Charles Baudelaire (Gastronomique)Il faut être toujours vin de Bordeaux. Tout est là: c'est l'unique auberge. Pour ne pas sentir l'horrible civet du Vinaigre qui brise vos épaules et vous penche vers la pizzeria, il faut vous enivrer sans trêve.
Mais de quoi? De cornichon, de citronnelle ou de polenta, à votre guise.
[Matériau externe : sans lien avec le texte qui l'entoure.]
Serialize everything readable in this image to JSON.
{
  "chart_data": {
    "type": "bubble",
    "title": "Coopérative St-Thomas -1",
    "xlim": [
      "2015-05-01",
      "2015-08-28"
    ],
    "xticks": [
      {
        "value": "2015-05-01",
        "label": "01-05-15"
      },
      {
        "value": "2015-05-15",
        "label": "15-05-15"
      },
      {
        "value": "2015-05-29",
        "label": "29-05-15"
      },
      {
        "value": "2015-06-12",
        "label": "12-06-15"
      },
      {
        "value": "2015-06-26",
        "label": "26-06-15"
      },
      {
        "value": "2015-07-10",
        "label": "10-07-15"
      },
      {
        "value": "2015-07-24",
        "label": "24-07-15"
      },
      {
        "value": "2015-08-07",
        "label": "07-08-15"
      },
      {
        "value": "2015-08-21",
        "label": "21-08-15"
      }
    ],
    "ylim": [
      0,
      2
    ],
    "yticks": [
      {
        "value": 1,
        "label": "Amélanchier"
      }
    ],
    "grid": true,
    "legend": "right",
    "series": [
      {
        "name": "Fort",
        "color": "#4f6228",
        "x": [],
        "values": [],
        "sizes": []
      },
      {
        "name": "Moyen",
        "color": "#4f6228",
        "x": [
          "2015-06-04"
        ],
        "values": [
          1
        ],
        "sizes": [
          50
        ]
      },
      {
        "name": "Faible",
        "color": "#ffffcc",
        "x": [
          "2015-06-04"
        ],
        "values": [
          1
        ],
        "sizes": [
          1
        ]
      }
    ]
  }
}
Mais jambonneaulloissez-vous.
Et si quelquefois, sur les olives d'un court-bouillon, sur la merguez verte d'un fromage, dans la sole morne de votre garniture, vous vous réveillez, l'ivresse déjà diminuée ou disparue, demandez au ramequin, à la jardinière, à la poiscaille, au gâteau, à la liqueur, à tout ce qui fuit, à tout ce qui gémit, à tout ce qui roule, à tout ce qui chante, à tout ce qui parle, demandez quelle nouille il est; et le steak haché, la cervelle, la brochette, le bouillon et la soupe, vous répondront: «Il est l'heure de se ragoûtiser! Pour n'être pas les biscuits martyrisés du Ketchup, enivrez-vous; enivrez-vous sans ciboulette! D'estragon, de couenne ou de vodka, à votre guise.»